Fuat Sevimay: “Ulysses”in hâlen, dünya edebiyatının en önemli yapıtlarından biri olmasının ve muhtemelen bir 100 yıl daha sonra yine okunacak oluşunun, sunduğu bakış açısının, zamandan ve mekândan bağımsızlığından kaynaklı geldiğini düşünürüm. “Ulysses”in neden değerli olduğuna dair onlarca başlık altında, bir dolu şey söylenebilir. Ama iki başlığı ön plana çıkarırsak sanırım sorunun yanıtına daha çok yaklaşmış oluruz. Birincisi; “Ulysses”, bize sahte kahramanlıklar sunmak yerine, kendi günümüzün kahramanı olmamız, yaşamımızdaki eğri ve doğruların farkına varmamız gerektiğini hatırlatıyor. Bu açıdan bizler de 2022 yılının Bloom ve Dadalus’larıyız. İkinci başlıkta, “Ulysses”in, halk ile sanat buluşmadığı sürece, edebiyatın herhangi bir işe yaramayacağını hatırlattığını söylemeliyiz. Halk, kendi çıkarına olacak şekilde ve sanat yoluyla kendini zorlamalı, sanat da sırça köşkten bakmak yerine halka karışmalıdır. Ayrıca biçimden ve sabit üsluptan bağımsız, yepyeni bir anlatım biçimi ortaya koymasıyla, kadim insanlık belleğiyle günlük koşturmacamızı iç içe geçiren müthiş tekniğiyle, çığır açıcı bir eserdir. Kendi gücünün dışında, binlerce sanat eserini etkilemiş olması da ayrıca önemlidir.
“Aramız hep iyi oldu”
Sevin Okyay: “Ulysses”ın kitap olarak yayımlanmasının 100’üncü yılını kutluyoruz. James Joyce’un da 140’ıncı yaşı. Kitap, başkarakteri Leopold Bloom’un Odyssey yolculuğunu izleyerek Dublin’de 24 saat dolaşmasını anlatır.
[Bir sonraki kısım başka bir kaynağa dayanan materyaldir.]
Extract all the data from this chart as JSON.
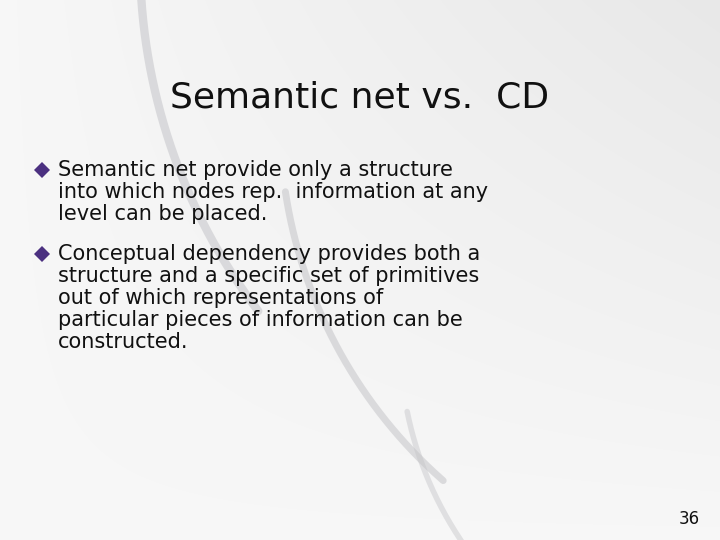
{
  "title": "Semantic net vs.  CD",
  "bullet1_lines": [
    "Semantic net provide only a structure",
    "into which nodes rep.  information at any",
    "level can be placed."
  ],
  "bullet2_lines": [
    "Conceptual dependency provides both a",
    "structure and a specific set of primitives",
    "out of which representations of",
    "particular pieces of information can be",
    "constructed."
  ],
  "bullet_color": "#4B3080",
  "text_color": "#111111",
  "bg_color": "#f0f0f2",
  "arc_color": "#d0d0d4",
  "page_number": "36",
  "title_fontsize": 26,
  "body_fontsize": 15,
  "page_num_fontsize": 12
}
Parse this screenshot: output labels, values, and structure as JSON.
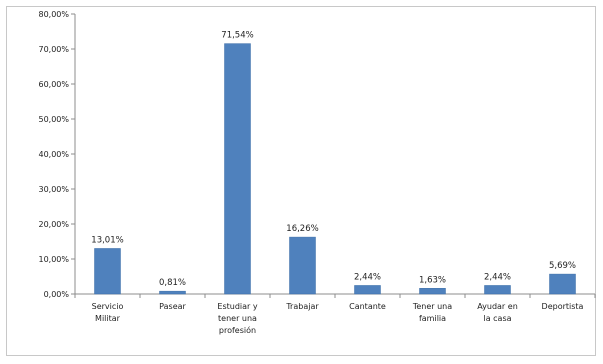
{
  "chart_data": {
    "type": "bar",
    "categories": [
      [
        "Servicio",
        "Militar"
      ],
      [
        "Pasear"
      ],
      [
        "Estudiar y",
        "tener una",
        "profesión"
      ],
      [
        "Trabajar"
      ],
      [
        "Cantante"
      ],
      [
        "Tener una",
        "familia"
      ],
      [
        "Ayudar en",
        "la casa"
      ],
      [
        "Deportista"
      ]
    ],
    "values": [
      13.01,
      0.81,
      71.54,
      16.26,
      2.44,
      1.63,
      2.44,
      5.69
    ],
    "data_labels": [
      "13,01%",
      "0,81%",
      "71,54%",
      "16,26%",
      "2,44%",
      "1,63%",
      "2,44%",
      "5,69%"
    ],
    "y_ticks": [
      "0,00%",
      "10,00%",
      "20,00%",
      "30,00%",
      "40,00%",
      "50,00%",
      "60,00%",
      "70,00%",
      "80,00%"
    ],
    "ylim": [
      0,
      80
    ],
    "grid": false,
    "legend": "none",
    "title": "",
    "xlabel": "",
    "ylabel": "",
    "colors": {
      "bar": "#4f81bd",
      "bar_edge": "#3d6fa8",
      "axis": "#8c8c8c"
    }
  }
}
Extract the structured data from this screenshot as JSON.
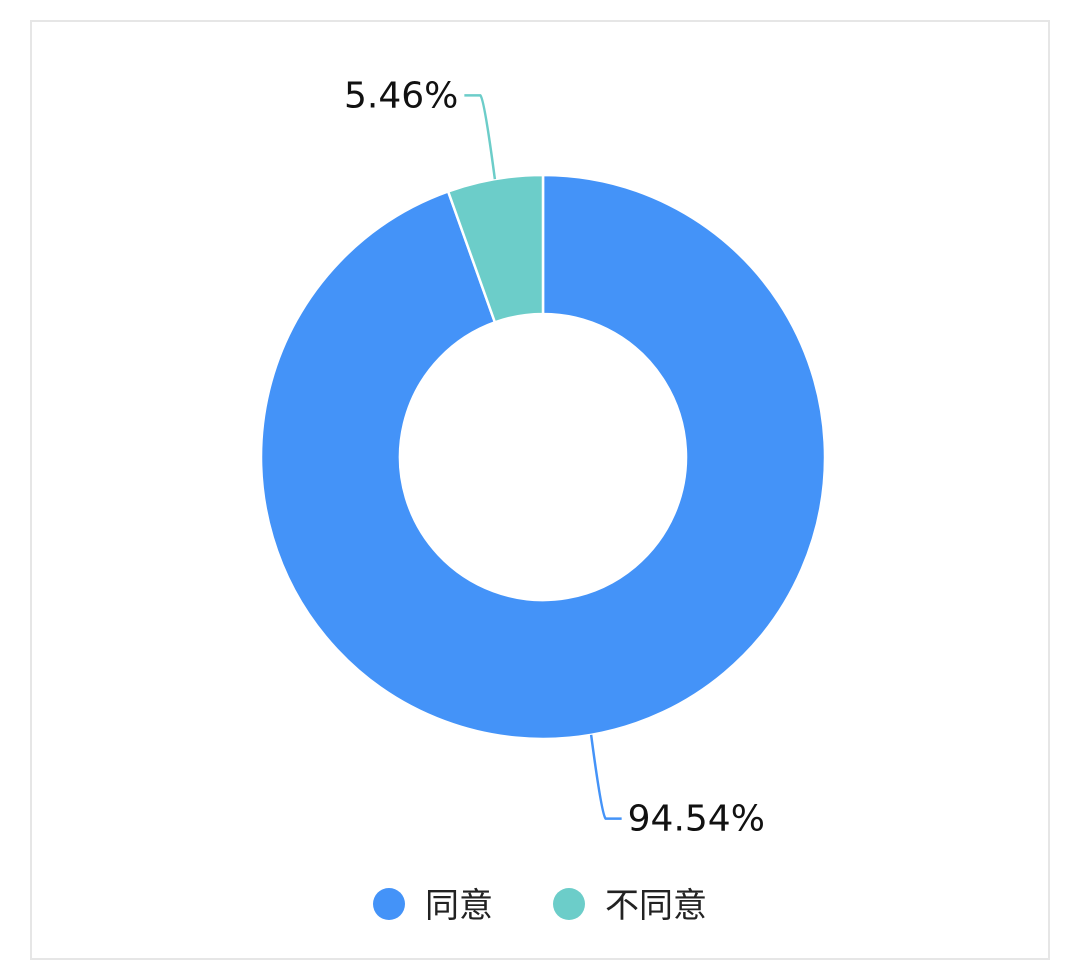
{
  "chart_data": {
    "type": "pie",
    "categories": [
      "同意",
      "不同意"
    ],
    "values": [
      94.54,
      5.46
    ],
    "labels": [
      "94.54%",
      "5.46%"
    ],
    "colors": [
      "#4493F8",
      "#6CCDC9"
    ],
    "donut": true,
    "legend_position": "bottom"
  }
}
Okunması zevkli ve zor bir kitaptır. Çevirmesi daha da zordur. Ben, evveleski haddini bilmeyen bir şahıs olarak Politika gazetesinde çalışırken sanıyorum, yani 70’lerin sonunda, kitabı o kadar sevdim ki, çevirmeye kalktım. Ne demekmiş “imkânsız”? Oysa evde çalışma şartları elverişli değildi, gazetede de sahiden imkânsızdı. Bilgin de yetersizmiş diyeceksiniz. Evet, böyle denebilir. Ama bana yardımcı olsun diye aldığım Joyce ve “Ulysses” üstüne bütün o kitaplar (Ellmann’ın yüzlerce sayfasını ezberlemiş olsam gerek) o eksiği telafi etmişti. Şimdi önerilen listeye baktım da, neredeyse hepsini biliyorum. Olmayan paramı harcadım, aşırı bilgi edindim ve bu hızla kitabı üç yılda bitireceğimi anladım. Ama Joyce’la ondan sonra aramız hep iyi oldu.